Note that we don’t await the subtasks when building up our list of searches. Rather, we let asyncio.gather() await all of them, returning only when all of the results are available.

Forking

Inspect’s fork() function provids a convenient wrapper around a very common use of subtasks: running a TaskState against a set of solvers in parallel to explore different trajectories.

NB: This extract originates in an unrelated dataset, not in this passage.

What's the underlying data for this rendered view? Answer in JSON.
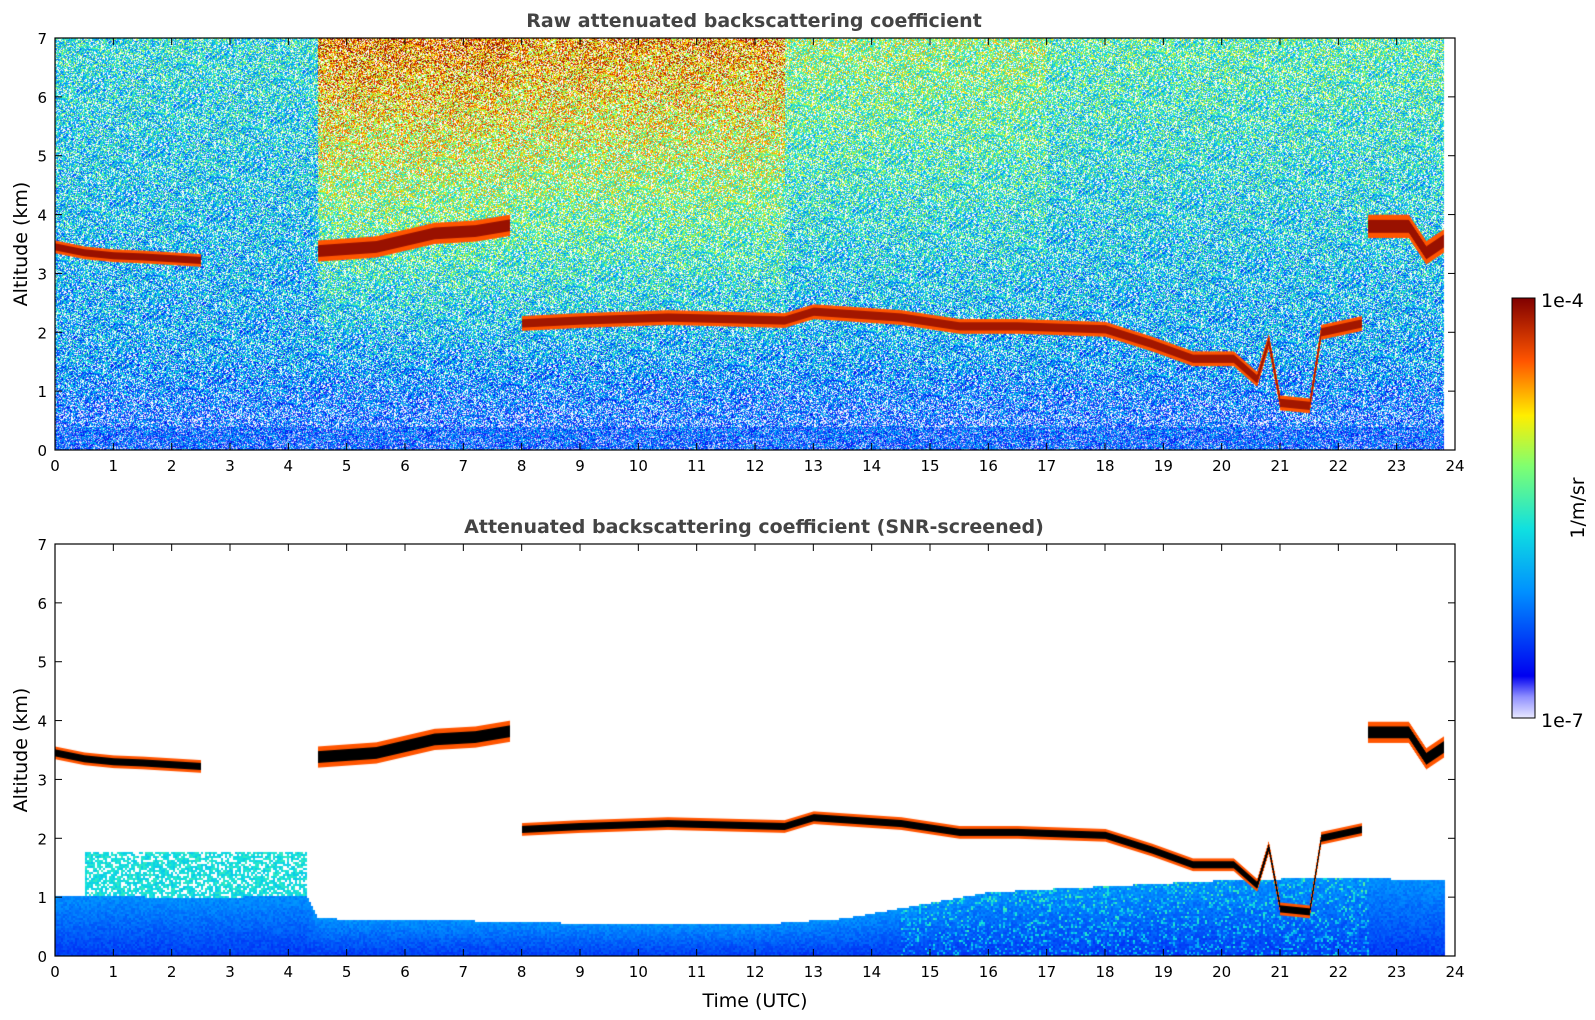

For example, let’s say you have a solver named explore() that takes temperature as a parameter. You might want to try the solver out with multiple temperature values and then continue on with the best result:

from inspect_ai.solver import fork

results = await fork(state, [
    explore(temperature = 0.5),
    explore(temperature = 0.75),
    explore(temperature = 1.0)
])

The state will be deep copied so that each explore() solver instance gets it own copy of the state to work on. The results contain a list of TaskState with the value returned from each of the solvers.

Sandboxing

Many agents provide models with the ability to execute arbitrary code. It’s important that this code be sandboxed so that it executes in an isolated context. Inspect supports this through the SandboxEnvironment (which in turn may be implemented using Docker or various other schemes). Enable sandboxing for a task with the sandbox parameter. For example:

@task
def file_probe()
    return Task(
        dataset=dataset,
        solver=[
            use_tools([list_files()]), 
            generate()
        ],
        sandbox="docker",
        scorer=includes(),
    )
)

Use the SandboxEnvironment within a tool via the sandbox() function. For example, here’s an implementation of the list_files() tool referenced above:

from inspect_ai.tool import ToolError, tool
from inspect_ai.util import sandbox

@tool
def list_files():
    async def execute(dir: str):
        """List the files in a directory.

        Args:
            dir (str): Directory

        Returns:
            File listing of the directory
        """
        result = await sandbox().exec(["ls", dir])
        if result.success:
            return result.stdout
        else:
            raise ToolError(result.stderr)

    return execute

See the section on Sandboxing for further details on using sandboxes with Inspect.